Ademais, a modernização no meio profissional promoveu diversos problemas na sociedade.Por conseguinte, o aumento do desemprego enfatizou o crescimento da pobreza na pátria, visto que, 14 milhões de habitantes vivem na margem da extrema pobreza sobrevivendo com cerca de 145 reais mensais, conforme o G1 . De acordo com Nicolau Maquiavel, “os fins justificam os meios”, e, muitas das vezes, os meios para o sucesso e progresso econômico fogem do senso de coletividade.
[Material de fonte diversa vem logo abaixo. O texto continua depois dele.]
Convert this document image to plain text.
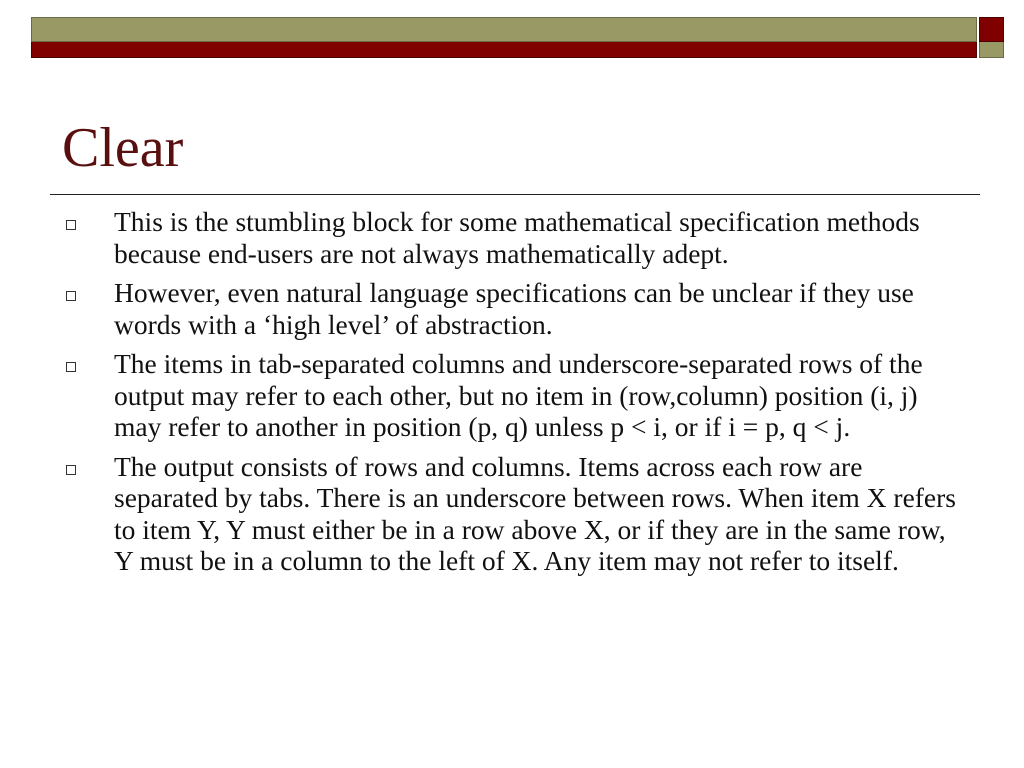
Clear
This is the stumbling block for some mathematical specification methods because end-users are not always mathematically adept.
However, even natural language specifications can be unclear if they use words with a ‘high level’ of abstraction.
The items in tab-separated columns and underscore-separated rows of the output may refer to each other, but no item in (row,column) position (i, j) may refer to another in position (p, q) unless p < i, or if i = p, q < j.
The output consists of rows and columns. Items across each row are separated by tabs. There is an underscore between rows. When item X refers to item Y, Y must either be in a row above X, or if they are in the same row, Y must be in a column to the left of X. Any item may not refer to itself.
Nessa lógica, é perceptível o egoísmo e a ganância da gama rica do país na qual o lucro é prioridade, independente da situação econômica e social dos demais indivíduos.
Infere-se, portanto, que é imprescindível medidas para minimizar os impactos causados pela Revolução Industrial, no corpo social. Com o fito de diminuir o número de desempregados, englobando todos os sujeitos no meio trabalhista, faz-se necessário que, o Tribunal de Contas da União, direcione capital que, por intermédio do Ministério da Educação, seja revertido na criação de novos cursos profissionalizantes na área digital para a comunidade, como por exemplo o SENAI, uma vez que o mercado de trabalho vem exigindo maior qualificação dos cidadãos. Somente assim, atenuar-se-à o impacto nocivo da modernização excessiva nas empresas, e a população alcançará uma vida digna e próspera, tendo seus direitos presentes na Constituição, preservados.